Something I find really confusing, is why are AJAX requests limited to the same domain? What is the reasoning behind this? I don't see any problem with requesting files from exter

Solution 1:

Picture this :

You come on my fabulous website www.halfnakedgirls.com. You have fun watching what looks like technical documentation on human physiology, but behind your back, some lines of JavaScript are executing some request to another domain, let's say www.yourpaypallike.com.

Requests like http://www.yourpaypallike.com/account/transfer?to=badguy@evilwebsite.com&amount=984654 or http://www.mymailprovider.com/mails/export?format=csv.

Do you now see why it is forbidden ? =)

Solution 2:

Tom, it is not "Ajax request limited". AJAX is based on JavaScript. For security reason JavaScript is prohibited access on cross domains. If you really want to do cross domain Ajax, you can do a hack.

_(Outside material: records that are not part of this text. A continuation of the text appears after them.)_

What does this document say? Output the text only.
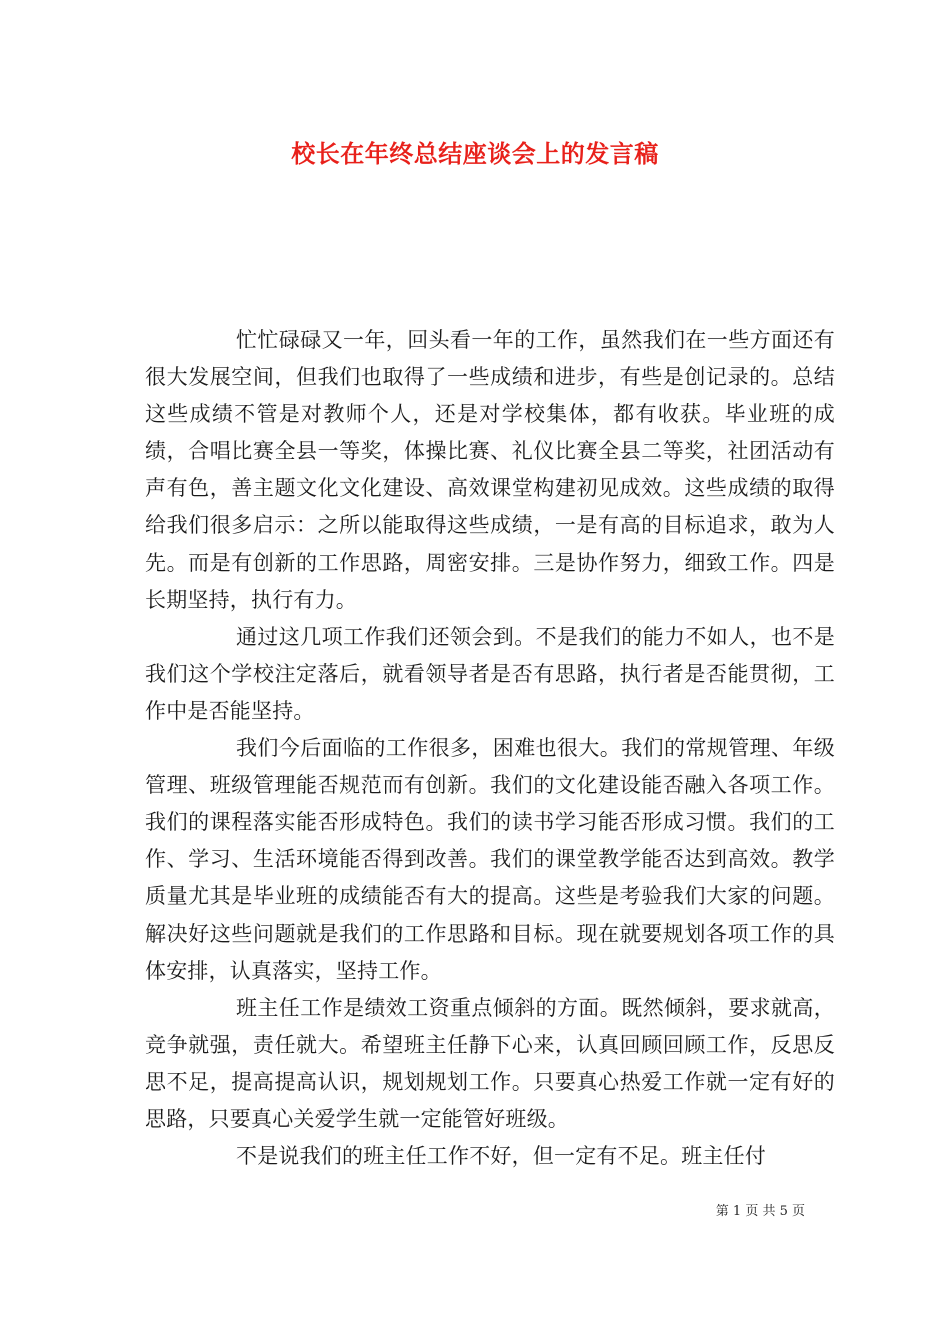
校长在年终总结座谈会上的发言稿

忙忙碌碌又一年，回头看一年的工作，虽然我们在一些方面还有很大发展空间，但我们也取得了一些成绩和进步，有些是创记录的。总结这些成绩不管是对教师个人，还是对学校集体，都有收获。毕业班的成绩，合唱比赛全县一等奖，体操比赛、礼仪比赛全县二等奖，社团活动有声有色，善主题文化文化建设、高效课堂构建初见成效。这些成绩的取得给我们很多启示：之所以能取得这些成绩，一是有高的目标追求，敢为人先。而是有创新的工作思路，周密安排。三是协作努力，细致工作。四是长期坚持，执行有力。

通过这几项工作我们还领会到。不是我们的能力不如人，也不是我们这个学校注定落后，就看领导者是否有思路，执行者是否能贯彻，工作中是否能坚持。

我们今后面临的工作很多，困难也很大。我们的常规管理、年级管理、班级管理能否规范而有创新。我们的文化建设能否融入各项工作。我们的课程落实能否形成特色。我们的读书学习能否形成习惯。我们的工作、学习、生活环境能否得到改善。我们的课堂教学能否达到高效。教学质量尤其是毕业班的成绩能否有大的提高。这些是考验我们大家的问题。解决好这些问题就是我们的工作思路和目标。现在就要规划各项工作的具体安排，认真落实，坚持工作。

班主任工作是绩效工资重点倾斜的方面。既然倾斜，要求就高，竞争就强，责任就大。希望班主任静下心来，认真回顾回顾工作，反思反思不足，提高提高认识，规划规划工作。只要真心热爱工作就一定有好的思路，只要真心关爱学生就一定能管好班级。

不是说我们的班主任工作不好，但一定有不足。班主任付

第 1 页 共 5 页
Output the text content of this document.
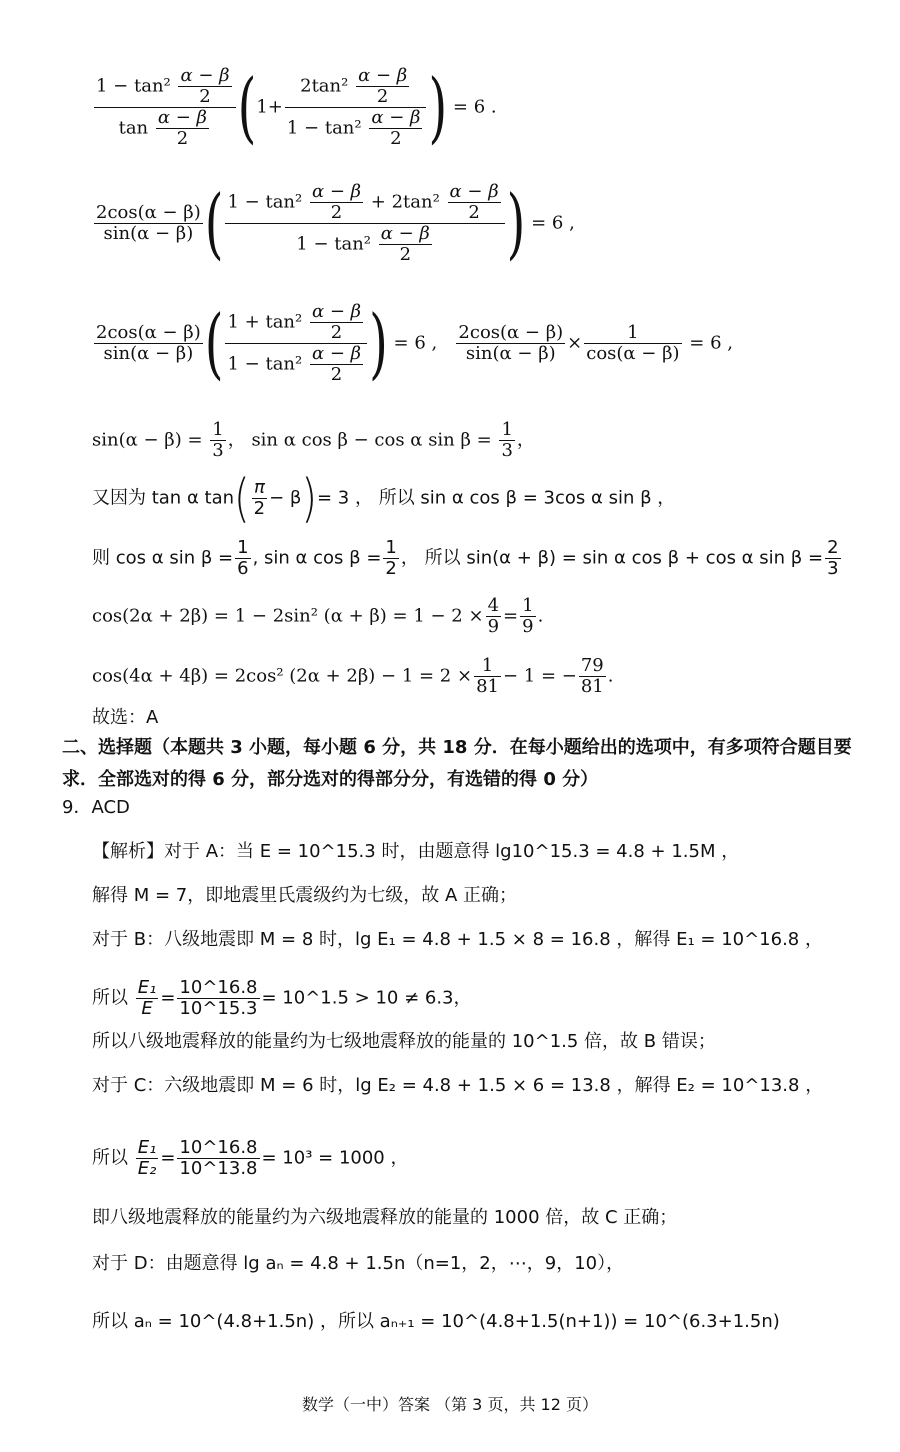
$\frac{1 - \tan^2 \frac{\alpha - \beta}{2}}{\tan \frac{\alpha - \beta}{2}} (1+ \frac{2\tan^2 \frac{\alpha - \beta}{2}}{1 - \tan^2 \frac{\alpha - \beta}{2}}$ ) = 6 .
$\frac{2\cos(\alpha - \beta)}{\sin(\alpha - \beta)}$ ( $\frac{1 - \tan^2 \frac{\alpha - \beta}{2} + 2\tan^2 \frac{\alpha - \beta}{2}}{1 - \tan^2 \frac{\alpha - \beta}{2}}$ ) = 6 ,
$\frac{2\cos(\alpha - \beta)}{\sin(\alpha - \beta)}$ ( $\frac{1 + \tan^2 \frac{\alpha - \beta}{2}}{1 - \tan^2 \frac{\alpha - \beta}{2}}$ ) = 6 , $\frac{2\cos(\alpha - \beta)}{\sin(\alpha - \beta)} \times \frac{1}{\cos(\alpha - \beta)} = 6$ ,
$\sin(\alpha - \beta) = \frac{1}{3}$ ， sin α cos β − cos α $\sin \beta = \frac{1}{3}$ ，
又因为 tan α $\tan( \frac{\pi}{2} - \beta)= 3$ ， 所以 sin α cos β = 3cos α sin β ，
则 cos α $\sin \beta = \frac{1}{6}$ , sin α $\cos \beta = \frac{1}{2}$ ， 所以 sin(α + β) = sin α cos β + cos α $\sin \beta = \frac{2}{3}$
cos(2α + 2β) = 1 − 2sin² $(\alpha + \beta) = 1 - 2 \times \frac{4}{9} = \frac{1}{9}$ .
cos(4α + 4β) = 2cos² $(2\alpha + 2\beta) - 1 = 2 \times \frac{1}{81} - 1$ = − $\frac{79}{81}$ .
故选：A
二、选择题（本题共 3 小题，每小题 6 分，共 18 分．在每小题给出的选项中，有多项符合题目要求．全部选对的得 6 分，部分选对的得部分分，有选错的得 0 分）
9．ACD
【解析】对于 A：当 E = 10^15.3 时，由题意得 lg10^15.3 = 4.8 + 1.5M ，
解得 M = 7，即地震里氏震级约为七级，故 A 正确；
对于 B：八级地震即 M = 8 时，lg E₁ = 4.8 + 1.5 × 8 = 16.8 ，解得 E₁ = 10^16.8 ，
所以 $\frac{\text{E₁}}{E} = \frac{10\^{}16.8}{10\^{}15.3}$ = 10^1.5 > 10 ≠ 6.3，
所以八级地震释放的能量约为七级地震释放的能量的 10^1.5 倍，故 B 错误；
对于 C：六级地震即 M = 6 时，lg E₂ = 4.8 + 1.5 × 6 = 13.8 ，解得 E₂ = 10^13.8 ，
所以 $\frac{\text{E₁}}{\text{E₂}} = \frac{10\^{}16.8}{10\^{}13.8} = 10^3 = 1000$ ，
即八级地震释放的能量约为六级地震释放的能量的 1000 倍，故 C 正确；
对于 D：由题意得 lg aₙ = 4.8 + 1.5n（n=1，2，⋯，9，10），
所以 aₙ = 10^(4.8+1.5n) ，所以 aₙ₊₁ = 10^(4.8+1.5(n+1)) = 10^(6.3+1.5n)
数学（一中）答案 （第 3 页，共 12 页）
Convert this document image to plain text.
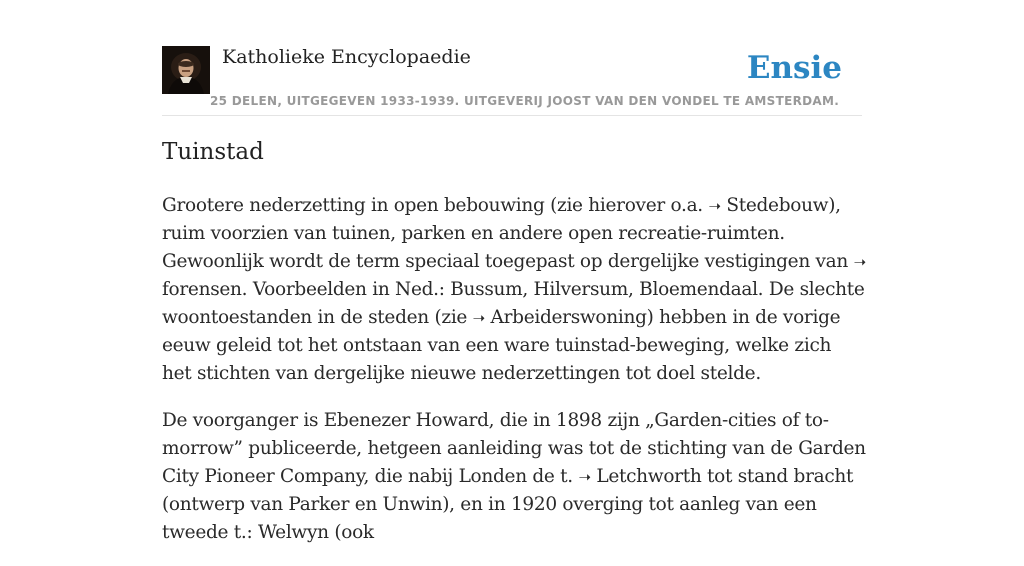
Katholieke Encyclopaedie
25 DELEN, UITGEGEVEN 1933-1939. UITGEVERIJ JOOST VAN DEN VONDEL TE AMSTERDAM.
Ensie
Tuinstad

Grootere nederzetting in open bebouwing (zie hierover o.a. ➝ Stedebouw), ruim voorzien van tuinen, parken en andere open recreatie-ruimten. Gewoonlijk wordt de term speciaal toegepast op dergelijke vestigingen van ➝ forensen. Voorbeelden in Ned.: Bussum, Hilversum, Bloemendaal. De slechte woontoestanden in de steden (zie ➝ Arbeiderswoning) hebben in de vorige eeuw geleid tot het ontstaan van een ware tuinstad-beweging, welke zich het stichten van dergelijke nieuwe nederzettingen tot doel stelde.

De voorganger is Ebenezer Howard, die in 1898 zijn „Garden-cities of to-morrow” publiceerde, hetgeen aanleiding was tot de stichting van de Garden City Pioneer Company, die nabij Londen de t. ➝ Letchworth tot stand bracht (ontwerp van Parker en Unwin), en in 1920 overging tot aanleg van een tweede t.: Welwyn (ook
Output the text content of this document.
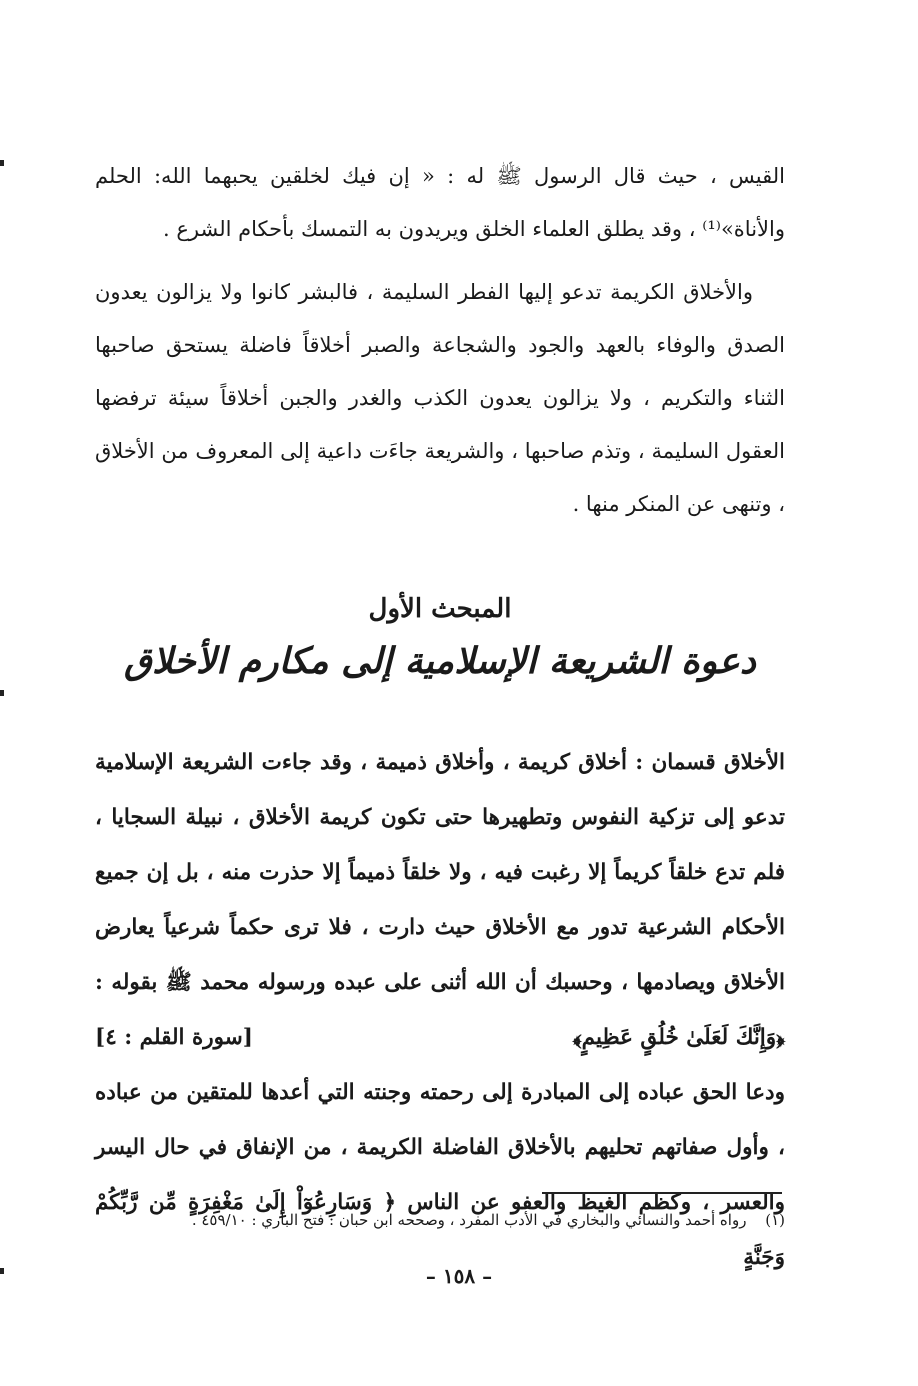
القيس ، حيث قال الرسول ﷺ له : « إن فيك لخلقين يحبهما الله: الحلم والأناة»⁽¹⁾ ، وقد يطلق العلماء الخلق ويريدون به التمسك بأحكام الشرع .

والأخلاق الكريمة تدعو إليها الفطر السليمة ، فالبشر كانوا ولا يزالون يعدون الصدق والوفاء بالعهد والجود والشجاعة والصبر أخلاقاً فاضلة يستحق صاحبها الثناء والتكريم ، ولا يزالون يعدون الكذب والغدر والجبن أخلاقاً سيئة ترفضها العقول السليمة ، وتذم صاحبها ، والشريعة جاءَت داعية إلى المعروف من الأخلاق ، وتنهى عن المنكر منها .

المبحث الأول
دعوة الشريعة الإسلامية إلى مكارم الأخلاق

الأخلاق قسمان : أخلاق كريمة ، وأخلاق ذميمة ، وقد جاءت الشريعة الإسلامية تدعو إلى تزكية النفوس وتطهيرها حتى تكون كريمة الأخلاق ، نبيلة السجايا ، فلم تدع خلقاً كريماً إلا رغبت فيه ، ولا خلقاً ذميماً إلا حذرت منه ، بل إن جميع الأحكام الشرعية تدور مع الأخلاق حيث دارت ، فلا ترى حكماً شرعياً يعارض الأخلاق ويصادمها ، وحسبك أن الله أثنى على عبده ورسوله محمد ﷺ بقوله : ﴿وَإِنَّكَ لَعَلَىٰ خُلُقٍ عَظِيمٍ﴾
[سورة القلم : ٤]

ودعا الحق عباده إلى المبادرة إلى رحمته وجنته التي أعدها للمتقين من عباده ، وأول صفاتهم تحليهم بالأخلاق الفاضلة الكريمة ، من الإنفاق في حال اليسر والعسر ، وكظم الغيظ والعفو عن الناس ﴿ وَسَارِعُوٓاْ إِلَىٰ مَغْفِرَةٍ مِّن رَّبِّكُمْ وَجَنَّةٍ

(١) رواه أحمد والنسائي والبخاري في الأدب المفرد ، وصححه ابن حبان : فتح الباري : ٤٥٩/١٠ .
– ١٥٨ –
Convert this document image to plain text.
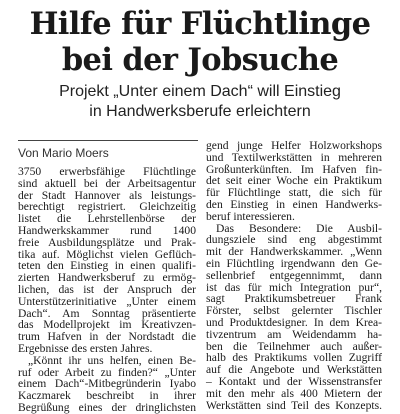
Hilfe für Flüchtlinge
bei der Jobsuche
Projekt „Unter einem Dach“ will Einstieg
in Handwerksberufe erleichtern
Von Mario Moers
3750 erwerbsfähige Flüchtlinge
sind aktuell bei der Arbeitsagentur
der Stadt Hannover als leistungs-
berechtigt registriert. Gleichzeitig
listet die Lehrstellenbörse der
Handwerkskammer rund 1400
freie Ausbildungsplätze und Prak-
tika auf. Möglichst vielen Geflüch-
teten den Einstieg in einen qualifi-
zierten Handwerksberuf zu ermög-
lichen, das ist der Anspruch der
Unterstützerinitiative „Unter einem
Dach“. Am Sonntag präsentierte
das Modellprojekt im Kreativzen-
trum Hafven in der Nordstadt die
Ergebnisse des ersten Jahres.
„Könnt ihr uns helfen, einen Be-
ruf oder Arbeit zu finden?“ „Unter
einem Dach“-Mitbegründerin Iyabo
Kaczmarek beschreibt in ihrer
Begrüßung eines der dringlichsten
gend junge Helfer Holzworkshops
und Textilwerkstätten in mehreren
Großunterkünften. Im Hafven fin-
det seit einer Woche ein Praktikum
für Flüchtlinge statt, die sich für
den Einstieg in einen Handwerks-
beruf interessieren.
Das Besondere: Die Ausbil-
dungsziele sind eng abgestimmt
mit der Handwerkskammer. „Wenn
ein Flüchtling irgendwann den Ge-
sellenbrief entgegennimmt, dann
ist das für mich Integration pur“,
sagt Praktikumsbetreuer Frank
Förster, selbst gelernter Tischler
und Produktdesigner. In dem Krea-
tivzentrum am Weidendamm ha-
ben die Teilnehmer auch außer-
halb des Praktikums vollen Zugriff
auf die Angebote und Werkstätten
– Kontakt und der Wissenstransfer
mit den mehr als 400 Mietern der
Werkstätten sind Teil des Konzepts.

YourPage(Ajax) ----> YourServer ----> ExternalDomain

You can call a page in your server using Ajax, Your domain will call to external domain using server side , and get the result then return to you as Ajax response. Of course the request done to the ExternalDomain server will be called WITHOUT sending cookies for ExternalDomain that reside in your browser's memory. That's because the request is done by your server and not your browser.

Solution 3:

It's for security purposes - if a website could execute AJAX calls to any domain they wanted on the client side, it poses a serious risk.

There are ways around this though - you could have your AJAX call a PHP script on the same domain, which in turn can call a script from another domain and return it. This wouldn't be using the browser as the communication medium though, it'd be using your web server.